Sometimes people think that it would be great to be famous. While I'm sure that the money is good, I don't know that the fame itself is all that desirable. Paparazzi following you around 24/7 when you're not wearing underwear (which, incidentally, is also 24/7 in some cases), all of your sex tapes freely making their way across the Internet. In a lot of cases, you would really lose the majority of privacy for anything below your waist (and the waist of others) in exchange for your fame.
But there are some perks that would definitely make it worth it. Like making a music video with a ton of other famous people to tell your girlfriend that you're F-ing Ben Affleck. It's really not as malicious as it may sound. After all, when your girlfriend makes you a video that tells you that she's F-ing Matt Damon, it really makes much more sense.

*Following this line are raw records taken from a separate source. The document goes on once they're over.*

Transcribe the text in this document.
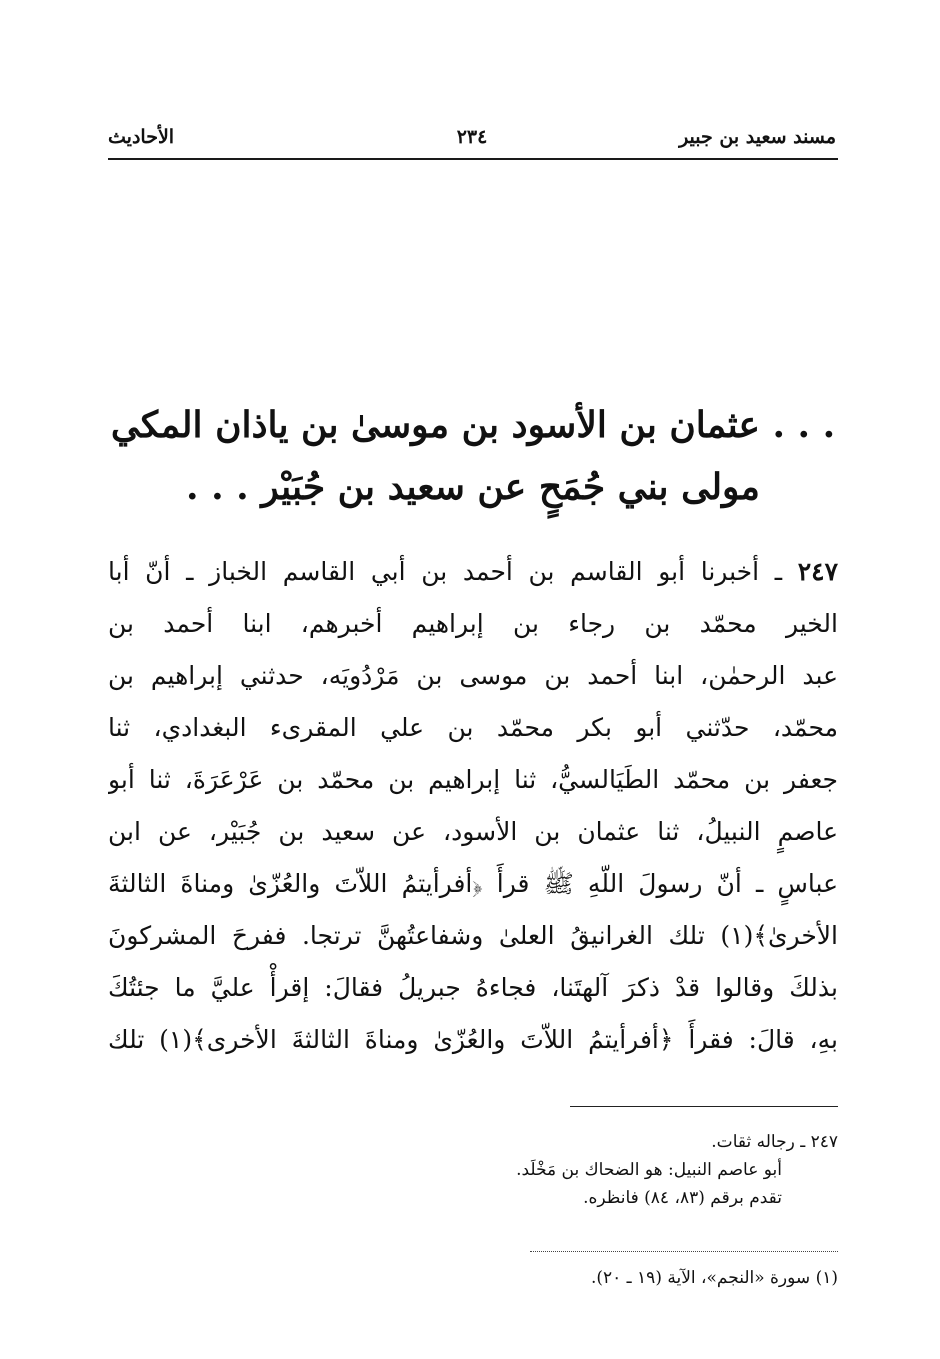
مسند سعيد بن جبير
٢٣٤
الأحاديث
. . . عثمان بن الأسود بن موسىٰ بن ياذان المكي
مولى بني جُمَحٍ عن سعيد بن جُبَيْر . . .
٢٤٧ ـ أخبرنا أبو القاسم بن أحمد بن أبي القاسم الخباز ـ أنّ أبا
الخير محمّد بن رجاء بن إبراهيم أخبرهم، ابنا أحمد بن
عبد الرحمٰن، ابنا أحمد بن موسى بن مَرْدُويَه، حدثني إبراهيم بن
محمّد، حدّثني أبو بكر محمّد بن علي المقرىء البغدادي، ثنا
جعفر بن محمّد الطَيَالسيُّ، ثنا إبراهيم بن محمّد بن عَرْعَرَةَ، ثنا أبو
عاصمٍ النبيلُ، ثنا عثمان بن الأسود، عن سعيد بن جُبَيْر، عن ابن
عباسٍ ـ أنّ رسولَ اللّهِ ﷺ قرأَ ﴿أفرأيتمُ اللاّتَ والعُزّىٰ ومناةَ الثالثةَ
الأخرىٰ﴾(١) تلك الغرانيقُ العلىٰ وشفاعتُهنَّ ترتجا. ففرحَ المشركونَ
بذلكَ وقالوا قدْ ذكرَ آلهتَنا، فجاءهُ جبريلُ فقالَ: إقرأْ عليَّ ما جئتُكَ
بهِ، قالَ: فقرأَ ﴿أفرأيتمُ اللاّتَ والعُزّىٰ ومناةَ الثالثةَ الأخرى﴾(١) تلك
٢٤٧ ـ رجاله ثقات.
أبو عاصم النبيل: هو الضحاك بن مَخْلَد.
تقدم برقم (٨٣، ٨٤) فانظره.
(١) سورة «النجم»، الآية (١٩ ـ ٢٠).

In case you live under a rock (and oddly enough, apparently under a rock with an Internet connection if you're reading this), I'm clearly talking about Jimmy Kimmel and Sarah Silverman. Apparently, two people who most of America cannot stand for more than a good hour at a time, have been dating each other for FIVE years! I had no clue. Good for them. It's probably things like this that keep that ol' spark goin'. Anyway, Silverman presented Kimmel with a musical video which let Kimmel know that she was, in fact, F-ing Matt Damon. She even had Damon help her with this most excellent and hilarious project.
Behold! She's F-ing Matt Damon.
Last night after the Oscars, Kimmel aired his own video in response (read: revenge). And what better form of revenge than to tell someone who is F-ing Matt Damon that you are, in fact, F-ing his best man-crush buddy, Ben Affleck.
If that isn't enough, there are at least 12 other very well known individuals that participated in this excellent and very original, short, musical production. That's the perk of being famous. Get all of your famous buddies together to join in singing a song that says the F-word no less than 57 times. And make a great video while you're at it to play on your late night talk show after the freaking Oscar awards. This is definitely an appeal factor that probably makes the whole everyone-knows-I-don't-wear-underwear issues seem minor. Or at least tolerable. (It's not bad enough to make some actually go put on some underwear, I know that. I read People!)
And it's all set to a melody that will be in your head for days. (And you're really going to have to pay attention to yourself because it will just come flying out of your mouth at the most inopportune moments. You'll be at the grocery store with the song in a loop in your head and the checker will ask you how you are and you'll blurt out, "I'm F-ing Ben Affleck." And while they will be thrilled for you on some level, you will only see their shock and dismay. It's not good for anyone really. So just pay attention is what I'm saying.)